Network Models from Petri Nets with Catalysts
John C. Baez, John Foley, Joe Moeller
TL;DR
The paper develops a framework that fuses Petri nets with network models using catalysts. It constructs a network model $G:\mathsf{S}(C)\to\mathsf{Cat}$ from a Petri net $P$ with catalyst set $C$, and forms the symmetric monoidal category $\int G$ via the Grothendieck construction to capture parallel processes while preserving catalyst individuality in fibers. It further shows that catalyst-graded fibers $FP_i$ carry strict premonoidal structures, and lifts $G$ to $\hat{G}:\mathsf{S}(C)\to\mathsf{PreMonCat}$, connecting Petri nets, premonoidal categories, and network design. By highlighting the distinction between the individuality of catalyst tokens and the collective counting of species, the work suggests rich avenues for diagrammatic formalisms and functorial enrichments in compositional system modeling.
Abstract
Petri networks and network models are two frameworks for the compositional design of systems of interacting entities. Here we show how to combine them using the concept of a "catalyst": an entity that is neither destroyed nor created by any process it engages in.
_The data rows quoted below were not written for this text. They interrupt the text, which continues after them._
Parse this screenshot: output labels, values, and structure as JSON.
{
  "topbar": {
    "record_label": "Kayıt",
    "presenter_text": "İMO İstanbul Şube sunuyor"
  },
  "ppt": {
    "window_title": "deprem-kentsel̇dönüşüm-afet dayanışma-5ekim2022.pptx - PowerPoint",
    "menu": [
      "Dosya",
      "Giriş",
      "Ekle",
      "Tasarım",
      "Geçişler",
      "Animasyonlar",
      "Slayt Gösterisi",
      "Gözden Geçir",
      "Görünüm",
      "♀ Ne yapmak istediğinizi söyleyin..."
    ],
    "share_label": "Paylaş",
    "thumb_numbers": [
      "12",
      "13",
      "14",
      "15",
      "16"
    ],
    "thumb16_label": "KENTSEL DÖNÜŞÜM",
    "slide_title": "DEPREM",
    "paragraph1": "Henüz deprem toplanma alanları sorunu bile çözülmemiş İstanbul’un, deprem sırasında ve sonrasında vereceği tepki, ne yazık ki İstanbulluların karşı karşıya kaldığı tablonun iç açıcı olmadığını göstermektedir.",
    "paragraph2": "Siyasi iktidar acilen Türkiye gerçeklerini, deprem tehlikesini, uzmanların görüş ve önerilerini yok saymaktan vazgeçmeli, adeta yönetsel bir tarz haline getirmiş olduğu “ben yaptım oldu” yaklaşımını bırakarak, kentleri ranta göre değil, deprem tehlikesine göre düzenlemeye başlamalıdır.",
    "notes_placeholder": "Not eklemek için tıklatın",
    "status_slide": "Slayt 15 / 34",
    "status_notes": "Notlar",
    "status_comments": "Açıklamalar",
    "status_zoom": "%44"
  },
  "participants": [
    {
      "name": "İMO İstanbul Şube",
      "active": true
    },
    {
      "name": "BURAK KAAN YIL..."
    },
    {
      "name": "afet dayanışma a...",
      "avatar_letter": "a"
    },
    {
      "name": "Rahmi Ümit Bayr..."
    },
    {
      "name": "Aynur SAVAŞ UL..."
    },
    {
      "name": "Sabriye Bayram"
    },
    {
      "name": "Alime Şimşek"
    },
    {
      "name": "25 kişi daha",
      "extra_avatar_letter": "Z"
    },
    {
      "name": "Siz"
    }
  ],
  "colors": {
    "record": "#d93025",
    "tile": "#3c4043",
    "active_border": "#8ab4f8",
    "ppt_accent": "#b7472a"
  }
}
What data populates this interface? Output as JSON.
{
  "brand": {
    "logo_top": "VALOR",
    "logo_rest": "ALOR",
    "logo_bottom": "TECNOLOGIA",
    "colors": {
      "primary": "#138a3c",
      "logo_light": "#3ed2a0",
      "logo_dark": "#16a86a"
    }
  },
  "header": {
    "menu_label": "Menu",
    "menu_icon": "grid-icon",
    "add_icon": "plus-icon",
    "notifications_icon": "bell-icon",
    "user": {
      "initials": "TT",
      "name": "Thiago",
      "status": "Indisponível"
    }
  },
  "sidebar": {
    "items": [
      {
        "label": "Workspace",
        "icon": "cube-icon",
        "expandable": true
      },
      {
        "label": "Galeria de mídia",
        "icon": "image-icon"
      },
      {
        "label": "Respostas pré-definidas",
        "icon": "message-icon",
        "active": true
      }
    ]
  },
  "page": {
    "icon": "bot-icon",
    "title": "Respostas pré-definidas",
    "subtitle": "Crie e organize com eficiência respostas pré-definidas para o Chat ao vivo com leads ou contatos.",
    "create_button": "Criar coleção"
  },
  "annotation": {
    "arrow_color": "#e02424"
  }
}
In a Petri net, a place is a catalyst if its in-degree equals its out-degree for every transition. We show how a Petri net with a chosen set of catalysts gives a network model. This network model maps any list of catalysts from the chosen set to the category whose morphisms are all the processes enabled by this list of catalysts. Applying the Grothendieck construction, we obtain a category fibered over the category whose objects are lists of catalysts. This category has as morphisms all processes enabled by some list of catalysts. While this category has a symmetric monoidal structure that describes doing processes in parallel, its fibers also have premonoidal structures that describe doing one process and then another while reusing the catalysts.